“Cruzamos muitas linhas vermelhas que não haviam sido ultrapassadas antes”, disse em uma live Jerome Powell, presidente do Federal Reserve. “Trabalhamos muito duro para nos explicar ao público em geral.” O Financial Times reconhece que o Banco Central dos EUA tomou uma variedade de ações para apoiar a economia: reduzir as taxas de juro para perto de zero, implementar compras ilimitadas de títulos para acalmar os mercados e iniciar programas de empréstimos de emergência para manter o crédito fluindo para empresas e governos estaduais. Vários desses esforços estão em território não testado, incluindo programas que emprestam a empresas de médio porte, compram títulos corporativos e compram dívidas de estados e grandes cidades.
Na pandemia econômica, os nexos monetários foram rompidos e os proprietários privados, aí incluídos os proprietários da força de trabalho, foram expropriados. A propriedade perdeu sua função crucial de legitimar a apropriação da renda e da riqueza. A precificação dos ativos só aponta para baixo, jogando os juros longos para cima. Incumbe ao Banco Central achatar a curva, comprando os longos e vendendo os curtos.
O mercado vira uma mixórdia: não é capaz de diferenciar os ativos de grau de investimento daqueles de alto risco. Trata-se do fenômeno da indiferenciação. A fuga desesperada para a liquidez atesta que, na derrocada, não há ativos melhores ou piores. Todos são fâmulos desprezíveis perante o dinheiro. A crise desvela o segredo que o sodalício dos crentes da sabedoria informacional dos mercados – uma seita poderosa – pretende abafar: em sua dimensão monetária, o capitalismo moderno revela o indissociável contubérnio entre o universal e o particular, entre o Estado e o mercado, entre a comunidade e o indivíduo.
Arrisco uma incursão no território das relações entre dívida pública e dívida privada ao longo dos ciclos de expansão e contração da atividade econômica. O endividamento de empresas e famílias expande-se nos períodos de crescimento e “confiança”. Os bancos, sob a supervisão dos bancos centrais, emprestam às empresas e às famílias. As instituições financeiras não bancárias emitem títulos que, abrigados nos portfólios, próprios e de outras instituições, amparam as “poupanças” das empresas e das famílias, poupanças acumuladas ao longo dos sucessivos circuitos de gasto-emprego-renda.
Em informe recente, o Banco da Inglaterra ensina que, nos sistemas monetários contemporâneos, o dinheiro é administrado em primeira instância pelos bancos. Essas instituições têm o poder de avaliar o crédito de cada um dos centros privados de produção e de geração de renda e, com base nisso, emitir obrigações contra si próprios, ou seja, depósitos à vista, meio de pagamento, dinheiro de crédito.
A criação monetária, até aqui, depende da avaliação dos bancos a respeito do risco de cada aposta privada. As políticas monetária e fiscal do Estado estabelecem, em cada momento do ciclo de crédito, as condições que devem regrar e disciplinar as expectativas de credores e devedores. Somente um instrumento dotado de reconhecimento diretamente social, garantido pelo Estado, é capaz de assegurar a validade das decisões e dos critérios de enriquecimento privado nas economias capitalistas. O dinheiro é criado e ingressa na circulação com a bênção do Estado e a unção das relações de propriedade, as relações débito-crédito.

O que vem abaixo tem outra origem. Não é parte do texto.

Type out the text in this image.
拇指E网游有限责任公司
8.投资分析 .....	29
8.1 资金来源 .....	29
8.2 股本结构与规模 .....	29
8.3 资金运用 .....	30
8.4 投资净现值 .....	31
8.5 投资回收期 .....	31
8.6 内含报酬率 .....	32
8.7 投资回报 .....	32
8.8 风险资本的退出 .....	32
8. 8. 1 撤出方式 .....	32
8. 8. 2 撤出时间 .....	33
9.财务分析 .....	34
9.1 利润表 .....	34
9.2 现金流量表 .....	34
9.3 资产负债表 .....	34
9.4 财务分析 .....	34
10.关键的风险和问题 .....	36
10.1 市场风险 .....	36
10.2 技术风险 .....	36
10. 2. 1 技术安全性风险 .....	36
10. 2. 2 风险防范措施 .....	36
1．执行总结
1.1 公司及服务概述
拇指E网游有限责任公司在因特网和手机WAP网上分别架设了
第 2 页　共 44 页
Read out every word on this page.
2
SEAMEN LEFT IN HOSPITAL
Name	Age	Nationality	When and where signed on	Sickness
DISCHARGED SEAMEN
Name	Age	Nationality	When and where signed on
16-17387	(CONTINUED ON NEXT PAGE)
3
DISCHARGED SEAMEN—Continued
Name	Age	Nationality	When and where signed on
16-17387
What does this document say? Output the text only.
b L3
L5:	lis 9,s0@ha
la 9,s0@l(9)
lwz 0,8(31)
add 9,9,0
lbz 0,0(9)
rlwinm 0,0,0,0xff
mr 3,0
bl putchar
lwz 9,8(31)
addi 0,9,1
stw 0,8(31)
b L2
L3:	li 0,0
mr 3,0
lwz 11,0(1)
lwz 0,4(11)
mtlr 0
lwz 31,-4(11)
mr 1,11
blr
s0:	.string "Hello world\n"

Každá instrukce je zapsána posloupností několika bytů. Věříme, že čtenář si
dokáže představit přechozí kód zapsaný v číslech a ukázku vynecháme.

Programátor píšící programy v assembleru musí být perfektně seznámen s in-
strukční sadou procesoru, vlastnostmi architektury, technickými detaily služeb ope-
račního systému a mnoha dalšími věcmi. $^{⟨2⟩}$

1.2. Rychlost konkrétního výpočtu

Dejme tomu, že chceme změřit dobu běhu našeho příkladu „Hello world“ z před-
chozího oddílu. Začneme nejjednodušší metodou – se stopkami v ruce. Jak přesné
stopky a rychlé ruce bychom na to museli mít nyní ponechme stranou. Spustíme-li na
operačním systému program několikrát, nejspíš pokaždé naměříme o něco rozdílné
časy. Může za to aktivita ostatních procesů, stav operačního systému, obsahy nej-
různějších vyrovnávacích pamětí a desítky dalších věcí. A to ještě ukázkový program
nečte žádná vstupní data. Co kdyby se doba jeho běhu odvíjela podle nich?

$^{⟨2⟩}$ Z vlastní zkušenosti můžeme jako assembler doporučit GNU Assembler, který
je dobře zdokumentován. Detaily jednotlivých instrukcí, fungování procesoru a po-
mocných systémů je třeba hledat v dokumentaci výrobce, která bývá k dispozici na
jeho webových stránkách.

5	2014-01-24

A criação monetária executada pelos bancos sob a supervisão do Estado sanciona as relações de propriedade: o banco credor empresta exercendo a função de agente privado do valor universal. O devedor exercita seus anseios de enriquecimento como proprietário privado, usufruindo a potência do valor universal. O dinheiro é riqueza potencial, promessa de enriquecimento, mas também algoz do fracasso. Se o devedor não pagar a dívida, o banco, agente privado do valor universal, deve expropriar o inadimplente.
Nos bons tempos, a precificação dos ativos gerados no processo de endividamento – títulos públicos e privados negociados nos mercados secundários e abrigados nos portfólios das instituições – definia uma curva de juros ascendente conforme a duration. Ascendente, porém, bem-comportada, enquadrada nas “regras” de precificação do mercado.
O pandemônio econômico ensina: “O Dinheiro acima de Todos, o Estado acima de Tudo”. A restauração das relações de propriedade e de apropriação só pode ser efetuada pela ação discricionária do Estado – Banco Central e Tesouro Nacional. É o paradoxo da livre iniciativa. A iniciativa é livre enquanto os empreendedores estão legitimados pelo manto protetor da moeda, instituição social administrada pelo Estado.